Ini bukan tentang anggaran yang tidak besar, juga bukan tentang keterlibatan orang di dalamnya, tapi mengenai tujuan penulisan ulang. Apa urgensinya hingga seolah melebihi persoalan-persoalan lain yang harusnya turut dicampuri. Dengan 11 jilid draf penulisan yang sedang berjalan, apa sebetulnya yang ingin pemerintah ubah, selain dari kebelandaan sentris dan persoalan kolonialisme dalam sejarah kita? Faktanya, setelah rampung beberapa bab, orde baru mulai disetip, narasi tentang kerusuhan dan peristiwa kelam sebelum reformasi tak muncul dalam penulisan itu (ABC Indonesia, 2025).
Ulang Tahun ke-80 Kita Tak Perlu Sejarah Baru
Alasan klise Fadli Zon terkait dengan penulisan ulang sejarah sebagai hadiah di Agustus mendatang lebih mengarah pada sikap semena-mena. Sebagai eufemisme pengambil alihan kekuatan sejarah, untuk menentramkan masyarakat yang berpotensi buka suara. Pasalnya, masih banyak hal yang bisa dijadikan sebagai hadiah. Di antaranya adalah Pengesahan Undang-undang (UU) Perampasan Aset, UU Perlindungan Pekerja Rumah Tangga (PPRT), UU Wilayah Adat, UU Polisi Republik Indonesia (Polri) dan masih banyak lagi.
Hal lain misalnya menepati janji Wakil Presiden, Gibran Rakabuming Raka terkait penyediaan lapangan kerja, penyelesaian kasus-kasus yang melibatkan aparat negara, dan menghentikan perampasan ruang hidup melalui tambang, usaha ilegal milik pemerintah, ataupun yang di-beking oleh pemerintah. Sebuah hadiah yang lebih bernilai ketimbang pembuatan ulang sejarah.
Sampai hari ini, kita tak perlu sejarah baru. Negara mana yang membutuhkan sejarah baru? Untuk apa? Apakah kita miskin pengetahuan tentang negara sendiri? Buktinya, per hari ini, anak-anak muda blingsatan untuk tahu rupa dari perjalanan bangsa mereka. Oleh sebab itu literasi tumbuh liar di mana-mana, diskusi tentang masa-masa dahulu yang sebetulnya membuka pikiran mereka.

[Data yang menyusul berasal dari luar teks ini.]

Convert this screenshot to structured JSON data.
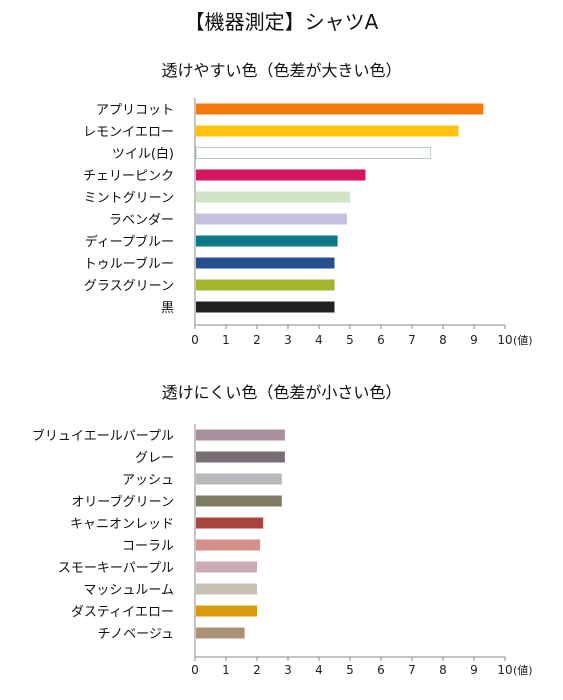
{
  "title": "【機器測定】シャツA",
  "chart_data": [
    {
      "type": "bar",
      "orientation": "horizontal",
      "title": "透けやすい色（色差が大きい色）",
      "unit_label": "(値)",
      "xlim": [
        0,
        10
      ],
      "ticks": [
        0,
        1,
        2,
        3,
        4,
        5,
        6,
        7,
        8,
        9,
        10
      ],
      "categories": [
        "アプリコット",
        "レモンイエロー",
        "ツイル(白)",
        "チェリーピンク",
        "ミントグリーン",
        "ラベンダー",
        "ディープブルー",
        "トゥルーブルー",
        "グラスグリーン",
        "黒"
      ],
      "values": [
        9.3,
        8.5,
        7.6,
        5.5,
        5.0,
        4.9,
        4.6,
        4.5,
        4.5,
        4.5
      ],
      "colors": [
        "#f47a0e",
        "#ffc20e",
        "#ffffff",
        "#d4175e",
        "#d1e3c5",
        "#c3c0e0",
        "#0d7a8a",
        "#264f8f",
        "#a3b52c",
        "#222222"
      ]
    },
    {
      "type": "bar",
      "orientation": "horizontal",
      "title": "透けにくい色（色差が小さい色）",
      "unit_label": "(値)",
      "xlim": [
        0,
        10
      ],
      "ticks": [
        0,
        1,
        2,
        3,
        4,
        5,
        6,
        7,
        8,
        9,
        10
      ],
      "categories": [
        "ブリュイエールパープル",
        "グレー",
        "アッシュ",
        "オリーブグリーン",
        "キャニオンレッド",
        "コーラル",
        "スモーキーパープル",
        "マッシュルーム",
        "ダスティイエロー",
        "チノベージュ"
      ],
      "values": [
        2.9,
        2.9,
        2.8,
        2.8,
        2.2,
        2.1,
        2.0,
        2.0,
        2.0,
        1.6
      ],
      "colors": [
        "#a88f9e",
        "#7a6e76",
        "#b9b7bc",
        "#7f7c62",
        "#a8463e",
        "#d68f89",
        "#c9aab5",
        "#c8c0b2",
        "#d89a0e",
        "#ab9175"
      ]
    }
  ]
}
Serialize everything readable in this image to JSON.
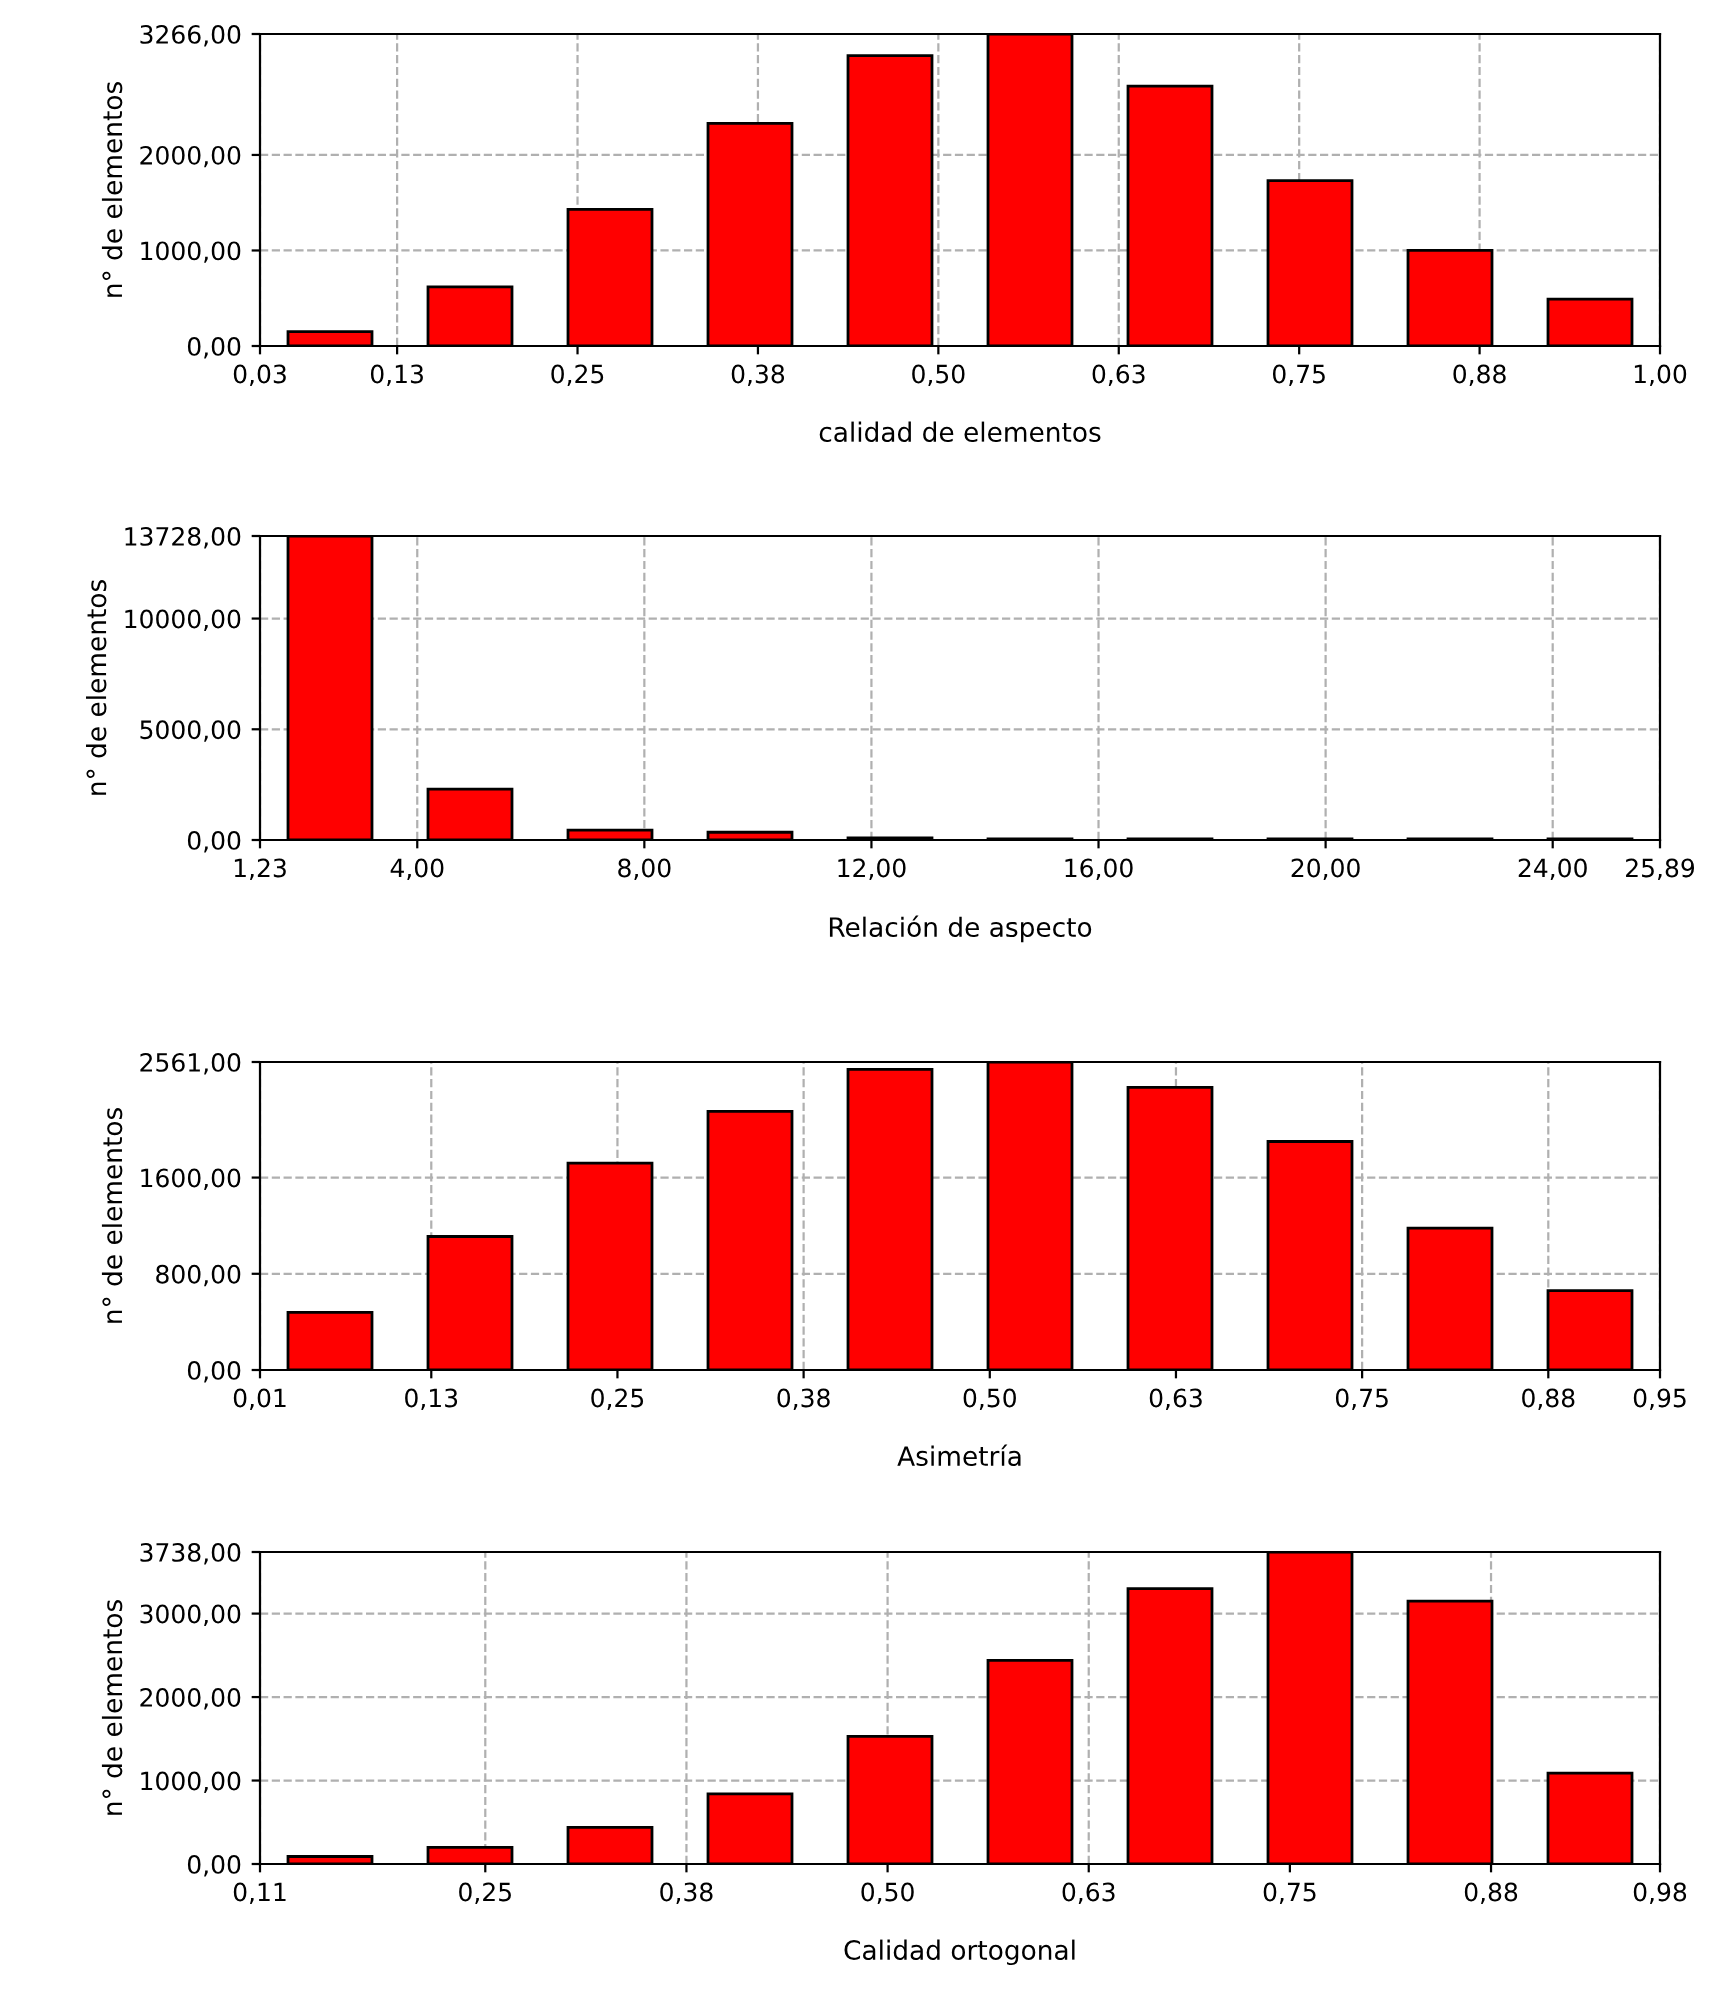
{
  "chart_data": [
    {
      "type": "histogram",
      "xlabel": "calidad de elementos",
      "ylabel": "n° de elementos",
      "color": "#ff0000",
      "grid": true,
      "bins": [
        0.03,
        0.127,
        0.224,
        0.321,
        0.418,
        0.515,
        0.612,
        0.709,
        0.806,
        0.903,
        1.0
      ],
      "values": [
        150,
        620,
        1430,
        2330,
        3040,
        3266,
        2720,
        1730,
        1000,
        490
      ],
      "xlim": [
        0.03,
        1.0
      ],
      "xticks": [
        {
          "value": 0.03,
          "label": "0,03"
        },
        {
          "value": 0.125,
          "label": "0,13"
        },
        {
          "value": 0.25,
          "label": "0,25"
        },
        {
          "value": 0.375,
          "label": "0,38"
        },
        {
          "value": 0.5,
          "label": "0,50"
        },
        {
          "value": 0.625,
          "label": "0,63"
        },
        {
          "value": 0.75,
          "label": "0,75"
        },
        {
          "value": 0.875,
          "label": "0,88"
        },
        {
          "value": 1.0,
          "label": "1,00"
        }
      ],
      "ylim": [
        0,
        3266
      ],
      "yticks": [
        {
          "value": 0,
          "label": "0,00"
        },
        {
          "value": 1000,
          "label": "1000,00"
        },
        {
          "value": 2000,
          "label": "2000,00"
        },
        {
          "value": 3266,
          "label": "3266,00"
        }
      ]
    },
    {
      "type": "histogram",
      "xlabel": "Relación de aspecto",
      "ylabel": "n° de elementos",
      "color": "#ff0000",
      "grid": true,
      "bins": [
        1.23,
        3.696,
        6.162,
        8.628,
        11.094,
        13.56,
        16.026,
        18.492,
        20.958,
        23.424,
        25.89
      ],
      "values": [
        13728,
        2300,
        450,
        350,
        100,
        50,
        50,
        50,
        50,
        50
      ],
      "xlim": [
        1.23,
        25.89
      ],
      "xticks": [
        {
          "value": 1.23,
          "label": "1,23"
        },
        {
          "value": 4,
          "label": "4,00"
        },
        {
          "value": 8,
          "label": "8,00"
        },
        {
          "value": 12,
          "label": "12,00"
        },
        {
          "value": 16,
          "label": "16,00"
        },
        {
          "value": 20,
          "label": "20,00"
        },
        {
          "value": 24,
          "label": "24,00"
        },
        {
          "value": 25.89,
          "label": "25,89"
        }
      ],
      "ylim": [
        0,
        13728
      ],
      "yticks": [
        {
          "value": 0,
          "label": "0,00"
        },
        {
          "value": 5000,
          "label": "5000,00"
        },
        {
          "value": 10000,
          "label": "10000,00"
        },
        {
          "value": 13728,
          "label": "13728,00"
        }
      ]
    },
    {
      "type": "histogram",
      "xlabel": "Asimetría",
      "ylabel": "n° de elementos",
      "color": "#ff0000",
      "grid": true,
      "bins": [
        0.01,
        0.104,
        0.198,
        0.292,
        0.386,
        0.48,
        0.574,
        0.668,
        0.762,
        0.856,
        0.95
      ],
      "values": [
        480,
        1110,
        1720,
        2150,
        2500,
        2561,
        2350,
        1900,
        1180,
        660
      ],
      "xlim": [
        0.01,
        0.95
      ],
      "xticks": [
        {
          "value": 0.01,
          "label": "0,01"
        },
        {
          "value": 0.125,
          "label": "0,13"
        },
        {
          "value": 0.25,
          "label": "0,25"
        },
        {
          "value": 0.375,
          "label": "0,38"
        },
        {
          "value": 0.5,
          "label": "0,50"
        },
        {
          "value": 0.625,
          "label": "0,63"
        },
        {
          "value": 0.75,
          "label": "0,75"
        },
        {
          "value": 0.875,
          "label": "0,88"
        },
        {
          "value": 0.95,
          "label": "0,95"
        }
      ],
      "ylim": [
        0,
        2561
      ],
      "yticks": [
        {
          "value": 0,
          "label": "0,00"
        },
        {
          "value": 800,
          "label": "800,00"
        },
        {
          "value": 1600,
          "label": "1600,00"
        },
        {
          "value": 2561,
          "label": "2561,00"
        }
      ]
    },
    {
      "type": "histogram",
      "xlabel": "Calidad ortogonal",
      "ylabel": "n° de elementos",
      "color": "#ff0000",
      "grid": true,
      "bins": [
        0.11,
        0.197,
        0.284,
        0.371,
        0.458,
        0.545,
        0.632,
        0.719,
        0.806,
        0.893,
        0.98
      ],
      "values": [
        90,
        200,
        440,
        840,
        1530,
        2440,
        3300,
        3738,
        3150,
        1090
      ],
      "xlim": [
        0.11,
        0.98
      ],
      "xticks": [
        {
          "value": 0.11,
          "label": "0,11"
        },
        {
          "value": 0.25,
          "label": "0,25"
        },
        {
          "value": 0.375,
          "label": "0,38"
        },
        {
          "value": 0.5,
          "label": "0,50"
        },
        {
          "value": 0.625,
          "label": "0,63"
        },
        {
          "value": 0.75,
          "label": "0,75"
        },
        {
          "value": 0.875,
          "label": "0,88"
        },
        {
          "value": 0.98,
          "label": "0,98"
        }
      ],
      "ylim": [
        0,
        3738
      ],
      "yticks": [
        {
          "value": 0,
          "label": "0,00"
        },
        {
          "value": 1000,
          "label": "1000,00"
        },
        {
          "value": 2000,
          "label": "2000,00"
        },
        {
          "value": 3000,
          "label": "3000,00"
        },
        {
          "value": 3738,
          "label": "3738,00"
        }
      ]
    }
  ]
}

Penulisan ulang itu tidak melibatkan siapapun yang memang harus dilibatkan bila tak ingin ada kesalahpahaman. Lagi-lagi pemerintah senang memberi hadiah dadakan. Tiba-tiba saja ada titah dan pengumuman untuk perubahan ulang, walau dalam tanggapan Fadli Zon ia menyebutkan bahwa penulisan ulang ini sudah disepakati dalam rapat kerja Kementerian Kebudayaan dengan Komisi X Dewan Perwakilan Rakyat (DPR) RI.
Keadaan per hari ini mengundang banyak air mata dan bersimbah keprihatinan terhadap semua yang terjadi, tapi memikirkan bagaimana para penguasa bisa memainkan pena sesukanya di tengah penderitaan yang tak berujung ini semacam sebuah tindakan abai. Seolah mereka yang punya kepentingan dalam penulisan ulang itu mengejek keadaan kita hari ini. Sebab banyak yang harus dibenahi, banyak yang harus diobati baik secara metaforik maupun harfiah, tapi mengapa sejarah yang diobok-obok?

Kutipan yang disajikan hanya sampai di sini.